The goal of having a relationship with God is not to experience nirvana, to be uplifted, or to feel spiritual. At Ayeka we began by focusing on personal and spiritual growth, but in the end chose to return to our core relationship with God.
We sensed that the expressions “personal and spiritual growth” were too “I-centered.” They kept coming back to how I feel about myself. Am I centered? Am I calm? Am I happy? And while I want all of these things, it seemed to me that Judaism was asking more of us, and that the essential element was missing.
The Torah does not ask us to be spiritual. In fact the word “spiritual” never appears, neither in the Bible nor in the Talmud. The Torah tells us to go out and “Be a blessing.” We are being challenged to fulfill a divine mission. Hopefully wrestling with God will lend greater clarity and dedication to fulfilling my unique divine mission in this world.

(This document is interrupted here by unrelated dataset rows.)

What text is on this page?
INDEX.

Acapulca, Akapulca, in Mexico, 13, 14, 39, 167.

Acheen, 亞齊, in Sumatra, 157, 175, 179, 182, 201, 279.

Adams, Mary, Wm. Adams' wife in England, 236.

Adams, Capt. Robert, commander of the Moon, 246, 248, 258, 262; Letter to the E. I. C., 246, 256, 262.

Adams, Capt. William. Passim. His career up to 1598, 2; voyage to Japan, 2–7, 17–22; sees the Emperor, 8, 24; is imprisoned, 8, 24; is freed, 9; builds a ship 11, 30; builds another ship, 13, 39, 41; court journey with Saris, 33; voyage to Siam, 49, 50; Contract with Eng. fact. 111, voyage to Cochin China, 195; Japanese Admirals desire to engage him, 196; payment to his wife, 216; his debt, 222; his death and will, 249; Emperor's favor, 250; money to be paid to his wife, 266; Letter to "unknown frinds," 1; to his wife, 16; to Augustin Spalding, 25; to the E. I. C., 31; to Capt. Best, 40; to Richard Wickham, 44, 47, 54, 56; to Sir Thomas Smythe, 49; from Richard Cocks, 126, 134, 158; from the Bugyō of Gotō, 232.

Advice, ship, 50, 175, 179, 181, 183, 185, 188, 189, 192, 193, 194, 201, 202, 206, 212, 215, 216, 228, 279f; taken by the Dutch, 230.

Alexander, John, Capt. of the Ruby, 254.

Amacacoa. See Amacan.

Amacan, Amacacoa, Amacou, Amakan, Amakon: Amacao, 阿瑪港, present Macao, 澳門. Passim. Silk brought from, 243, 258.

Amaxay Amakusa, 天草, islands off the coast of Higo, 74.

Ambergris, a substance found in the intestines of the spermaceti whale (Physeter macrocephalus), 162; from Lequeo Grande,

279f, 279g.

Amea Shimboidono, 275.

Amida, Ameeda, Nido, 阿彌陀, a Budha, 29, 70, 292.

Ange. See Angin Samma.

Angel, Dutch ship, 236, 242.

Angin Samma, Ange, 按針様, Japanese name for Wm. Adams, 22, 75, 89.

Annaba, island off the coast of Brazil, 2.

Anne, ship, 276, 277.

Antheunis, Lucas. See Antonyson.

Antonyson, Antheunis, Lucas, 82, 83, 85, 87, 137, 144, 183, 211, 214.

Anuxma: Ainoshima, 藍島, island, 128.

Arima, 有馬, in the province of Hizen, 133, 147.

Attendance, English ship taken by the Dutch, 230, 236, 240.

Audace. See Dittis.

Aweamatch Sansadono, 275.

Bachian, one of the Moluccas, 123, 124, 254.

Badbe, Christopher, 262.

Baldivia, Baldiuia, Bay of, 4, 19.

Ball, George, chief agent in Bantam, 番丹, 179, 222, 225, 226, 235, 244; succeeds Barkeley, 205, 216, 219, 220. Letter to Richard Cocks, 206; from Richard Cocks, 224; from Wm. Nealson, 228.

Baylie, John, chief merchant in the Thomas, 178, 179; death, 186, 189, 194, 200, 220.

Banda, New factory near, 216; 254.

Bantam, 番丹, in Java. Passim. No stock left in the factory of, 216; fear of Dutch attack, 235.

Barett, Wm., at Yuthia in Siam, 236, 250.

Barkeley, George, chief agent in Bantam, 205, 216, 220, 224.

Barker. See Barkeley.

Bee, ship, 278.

How does the Torah understand this mission? In my relationship with God, I am told that I have been created in the “image of God”. I have been instructed to go out into the world and “be a blessing.”
The Torah does not explain what these terms mean. They are intentionally left ambiguous for us in order that we may struggle with them in our own unique way.
Ayeka was created to allow us to wrestle with these ideas and to further clarify how they can impact not only our lives, but also the lives of all those around us.